Russian state investigators say their main suspect in Monday's bombing, which killed 14 people and injured 50, is Akbarzhon Jalilov, who was born in 1995 in Kyrgyzstan, a Muslim majority state in central Asia. He was killed in the blast.
Russia's state investigative committee said the detainees had been charged with aiding terrorist activity. Since November 2015, they had engaged in recruiting other central Asian migrants for Islamic State and for another banned Islamist movement, the Nusra Front, its statement said.
Extremist Islamist literature was found during a search of the detainees' living quarters, the statement added.
The committee added however: "At present there is no evidence that the detainees were in any way connected with, or knew, the perpetrator of the terrorist attack in the St Petersburg metro."
There are hundreds of thousands of central Asian emigres living and working in Russia. They provide, according to many security experts, a fertile recruiting ground for radical Islamist movements.
Jalilov's parents, who say they had not seen their son for a while, were due to fly into St Petersburg on Wednesday and a Reuters witness at Pulkovo airport reported heavy security.
A middle-aged man and woman were escorted away after the flight arrived, the Reuters reporter said.

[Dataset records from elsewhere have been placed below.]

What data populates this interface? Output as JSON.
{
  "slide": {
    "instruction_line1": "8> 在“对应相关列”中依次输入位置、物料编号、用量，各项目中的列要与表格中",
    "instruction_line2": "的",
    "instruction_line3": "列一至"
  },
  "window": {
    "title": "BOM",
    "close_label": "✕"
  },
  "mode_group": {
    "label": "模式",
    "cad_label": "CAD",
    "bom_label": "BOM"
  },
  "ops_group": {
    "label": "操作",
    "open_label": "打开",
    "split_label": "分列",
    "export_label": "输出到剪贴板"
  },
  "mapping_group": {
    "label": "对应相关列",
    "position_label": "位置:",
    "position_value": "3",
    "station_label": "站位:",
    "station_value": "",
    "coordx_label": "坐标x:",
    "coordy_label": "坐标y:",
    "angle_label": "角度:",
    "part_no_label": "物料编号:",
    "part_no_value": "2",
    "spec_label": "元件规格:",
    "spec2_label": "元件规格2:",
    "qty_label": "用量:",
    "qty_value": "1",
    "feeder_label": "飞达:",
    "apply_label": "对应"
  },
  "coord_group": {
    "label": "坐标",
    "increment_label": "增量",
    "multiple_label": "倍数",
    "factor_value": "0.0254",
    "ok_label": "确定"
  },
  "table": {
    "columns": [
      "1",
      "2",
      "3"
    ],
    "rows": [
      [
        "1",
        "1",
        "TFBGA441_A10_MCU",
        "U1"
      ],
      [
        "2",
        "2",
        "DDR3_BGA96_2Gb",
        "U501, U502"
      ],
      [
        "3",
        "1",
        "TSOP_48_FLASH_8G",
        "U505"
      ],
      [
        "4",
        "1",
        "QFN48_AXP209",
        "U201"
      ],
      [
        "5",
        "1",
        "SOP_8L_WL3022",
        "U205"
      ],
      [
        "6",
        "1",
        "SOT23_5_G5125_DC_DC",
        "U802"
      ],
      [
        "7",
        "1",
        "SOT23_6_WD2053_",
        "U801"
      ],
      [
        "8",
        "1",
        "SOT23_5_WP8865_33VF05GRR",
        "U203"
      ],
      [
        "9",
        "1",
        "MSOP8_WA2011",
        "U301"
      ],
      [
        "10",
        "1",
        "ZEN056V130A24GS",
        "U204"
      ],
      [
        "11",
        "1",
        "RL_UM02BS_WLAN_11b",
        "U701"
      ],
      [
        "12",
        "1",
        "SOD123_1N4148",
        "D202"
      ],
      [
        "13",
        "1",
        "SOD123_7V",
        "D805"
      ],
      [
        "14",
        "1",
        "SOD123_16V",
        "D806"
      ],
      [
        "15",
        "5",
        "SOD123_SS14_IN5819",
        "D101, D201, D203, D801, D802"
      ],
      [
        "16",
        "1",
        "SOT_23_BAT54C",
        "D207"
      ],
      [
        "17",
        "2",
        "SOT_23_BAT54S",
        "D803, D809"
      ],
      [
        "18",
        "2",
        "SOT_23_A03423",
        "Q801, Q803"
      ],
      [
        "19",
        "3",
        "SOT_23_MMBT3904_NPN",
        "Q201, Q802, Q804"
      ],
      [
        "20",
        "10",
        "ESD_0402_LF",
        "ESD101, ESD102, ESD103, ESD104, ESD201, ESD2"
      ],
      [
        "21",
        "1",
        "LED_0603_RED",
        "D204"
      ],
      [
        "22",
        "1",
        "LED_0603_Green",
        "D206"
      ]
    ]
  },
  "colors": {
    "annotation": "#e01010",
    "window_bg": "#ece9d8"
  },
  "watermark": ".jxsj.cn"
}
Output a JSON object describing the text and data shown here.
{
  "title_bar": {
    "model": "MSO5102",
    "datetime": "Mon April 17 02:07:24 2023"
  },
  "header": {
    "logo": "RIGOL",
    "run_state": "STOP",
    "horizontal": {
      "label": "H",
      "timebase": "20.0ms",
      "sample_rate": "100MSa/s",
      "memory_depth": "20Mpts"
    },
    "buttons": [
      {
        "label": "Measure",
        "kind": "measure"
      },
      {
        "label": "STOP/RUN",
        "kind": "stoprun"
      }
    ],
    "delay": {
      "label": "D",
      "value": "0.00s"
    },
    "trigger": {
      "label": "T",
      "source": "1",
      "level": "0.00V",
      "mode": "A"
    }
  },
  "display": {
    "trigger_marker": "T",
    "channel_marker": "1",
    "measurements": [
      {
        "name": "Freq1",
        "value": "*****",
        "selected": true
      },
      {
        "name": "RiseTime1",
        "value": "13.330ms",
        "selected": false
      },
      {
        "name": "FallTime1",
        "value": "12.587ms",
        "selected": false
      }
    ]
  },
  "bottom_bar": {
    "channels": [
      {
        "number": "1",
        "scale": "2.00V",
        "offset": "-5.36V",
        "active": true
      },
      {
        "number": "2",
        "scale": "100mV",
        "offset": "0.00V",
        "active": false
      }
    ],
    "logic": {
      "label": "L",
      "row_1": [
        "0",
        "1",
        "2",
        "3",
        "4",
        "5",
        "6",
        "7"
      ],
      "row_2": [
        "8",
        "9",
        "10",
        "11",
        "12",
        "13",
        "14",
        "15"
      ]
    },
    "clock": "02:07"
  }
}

Authorities refused to confirm that the couple were Jalilov's parents but the woman, in response to a Russian TV reporter's question, said she did not believe her son was the bomber.
Meanwhile authorities have beefed up security across major cities, with sniffer dogs and bag checks across several metro metro stations in Moscow.
Russian President Vladimir Putin touched on the attack at a previously-scheduled meeting in Moscow with security service chiefs from ex-Soviet countries.
"We see that, unfortunately, the situation is not getting better and the clearest confirmation of that is the recent tragic incident in St Petersburg," Putin said.
"People died as a result of a terrorist act, many were hurt," he said.